O penúltimo miado.
O seu ódio pelos humanos é totalmente compreensível e justificável.
Ainda filhote, teve que aprender a lidar com o medo e com o sofrimento em um ambiente repugnante, pelo menos para ele. Em uma creche.
Naquele lugar, acreditava que seria sacrificado a qualquer momento logo após uma canção infantil que dizia “atirei o pau no ga-tô-tô, mas o ga-tô-tô, não morreu-reu-reu.” Uma melodia que foi obrigado a ouvir dia e noite, que instigava a ordem da violência e da maldade em nome da diversão.
Para aumentar ainda mais a sua ira, o seu encontro com os pequenos monstrinhos eram sempre marcados pela humilhação e pela dor. O seu rabo virou o brinquedo preferido da molecada. Já o seu bigode era alvo constante de mãozinhas assassinas que arrancavam cada pelinho sem dó.
Foi também submetido a intermináveis sessões de hipnose, em que passava horas percorrendo um pontinho vermelho de laser no chão. Quando voltava ao mundo real, estava com o corpo todo dolorido e o pior: sem se lembrar de nada do que aconteceu.
As injustiças reinavam naquela prisão. O jeito era fugir de todas aquelas atrocidades e tentar a sorte em um outro lugar.
Durante a sua desesperada fuga, até tentou encontrar um novo lar, mas o que sempre ouvia era “saia daqui”, “suma.” Por causa do misticismo ao redor da sua cor, de uma hora para outra virou o símbolo do azar.
Que mundo cruel. Quanta maldade.
O felino está agora abandonado e esquecido. Não tem um lar, um carinho, uma lã para brincar. Os humanos acabaram de vez com todas as suas esperanças.
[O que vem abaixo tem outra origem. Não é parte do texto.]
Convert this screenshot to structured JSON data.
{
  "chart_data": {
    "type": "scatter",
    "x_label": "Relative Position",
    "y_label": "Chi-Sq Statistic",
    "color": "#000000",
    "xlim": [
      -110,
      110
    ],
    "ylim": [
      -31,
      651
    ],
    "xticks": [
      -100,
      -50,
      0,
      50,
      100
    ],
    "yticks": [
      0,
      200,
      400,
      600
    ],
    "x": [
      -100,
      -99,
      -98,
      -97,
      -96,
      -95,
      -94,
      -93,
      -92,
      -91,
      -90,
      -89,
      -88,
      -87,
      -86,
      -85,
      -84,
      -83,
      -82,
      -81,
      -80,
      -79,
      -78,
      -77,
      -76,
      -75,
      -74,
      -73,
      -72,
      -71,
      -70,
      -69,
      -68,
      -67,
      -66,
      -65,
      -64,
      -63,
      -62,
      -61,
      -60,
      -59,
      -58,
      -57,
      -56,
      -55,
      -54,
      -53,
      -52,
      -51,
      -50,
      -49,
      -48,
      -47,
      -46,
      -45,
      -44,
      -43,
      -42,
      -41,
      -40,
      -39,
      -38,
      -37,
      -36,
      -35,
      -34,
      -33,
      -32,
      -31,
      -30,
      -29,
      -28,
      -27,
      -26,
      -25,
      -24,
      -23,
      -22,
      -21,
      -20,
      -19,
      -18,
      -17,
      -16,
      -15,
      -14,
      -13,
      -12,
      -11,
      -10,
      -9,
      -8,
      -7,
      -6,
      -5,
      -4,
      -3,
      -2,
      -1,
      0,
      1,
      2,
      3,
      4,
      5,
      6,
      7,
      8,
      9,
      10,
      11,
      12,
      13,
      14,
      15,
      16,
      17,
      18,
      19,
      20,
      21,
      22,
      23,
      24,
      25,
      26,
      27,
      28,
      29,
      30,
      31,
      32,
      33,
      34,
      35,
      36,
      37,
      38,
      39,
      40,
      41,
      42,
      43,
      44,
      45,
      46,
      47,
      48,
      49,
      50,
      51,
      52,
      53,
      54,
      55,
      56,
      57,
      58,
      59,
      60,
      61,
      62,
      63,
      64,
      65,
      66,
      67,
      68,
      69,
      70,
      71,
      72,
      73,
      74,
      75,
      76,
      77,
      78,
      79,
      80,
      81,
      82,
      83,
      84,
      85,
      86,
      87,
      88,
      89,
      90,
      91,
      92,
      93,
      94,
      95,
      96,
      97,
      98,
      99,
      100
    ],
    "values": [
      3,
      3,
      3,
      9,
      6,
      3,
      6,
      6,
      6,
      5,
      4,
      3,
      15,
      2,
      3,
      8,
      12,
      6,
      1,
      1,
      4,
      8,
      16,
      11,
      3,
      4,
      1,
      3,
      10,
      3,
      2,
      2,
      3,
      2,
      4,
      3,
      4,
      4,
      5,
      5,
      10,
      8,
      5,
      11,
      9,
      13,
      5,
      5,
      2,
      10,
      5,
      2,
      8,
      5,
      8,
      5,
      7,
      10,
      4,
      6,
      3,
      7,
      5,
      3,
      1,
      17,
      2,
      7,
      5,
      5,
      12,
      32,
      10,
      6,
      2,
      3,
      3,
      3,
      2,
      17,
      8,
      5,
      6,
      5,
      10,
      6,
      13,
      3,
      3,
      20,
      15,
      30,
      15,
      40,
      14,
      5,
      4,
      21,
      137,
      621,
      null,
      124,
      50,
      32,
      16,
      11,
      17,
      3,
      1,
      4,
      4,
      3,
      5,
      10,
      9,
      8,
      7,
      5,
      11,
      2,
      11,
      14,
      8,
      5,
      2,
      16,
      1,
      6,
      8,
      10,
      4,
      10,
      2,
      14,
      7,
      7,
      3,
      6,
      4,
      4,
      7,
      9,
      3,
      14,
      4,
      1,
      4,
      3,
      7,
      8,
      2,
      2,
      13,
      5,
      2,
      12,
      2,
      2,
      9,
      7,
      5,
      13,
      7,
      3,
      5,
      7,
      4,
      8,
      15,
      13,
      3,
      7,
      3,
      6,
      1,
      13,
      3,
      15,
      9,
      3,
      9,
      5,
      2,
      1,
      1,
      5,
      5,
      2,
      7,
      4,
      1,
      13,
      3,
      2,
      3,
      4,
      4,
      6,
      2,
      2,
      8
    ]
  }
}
A única decisão que resta é ir dessa para uma melhor. O bichano está decidido a acabar com as suas mágoas da pior maneira que existe.
Uma trágica escolha que não dará muito certo. Mesmo que coloque um ponto final na sua própria existência, este gato sabe muito bem que será obrigado a passar pelas mesmas crueldades tudo de novo, afinal, ainda vão lhe restar mais seis vidas.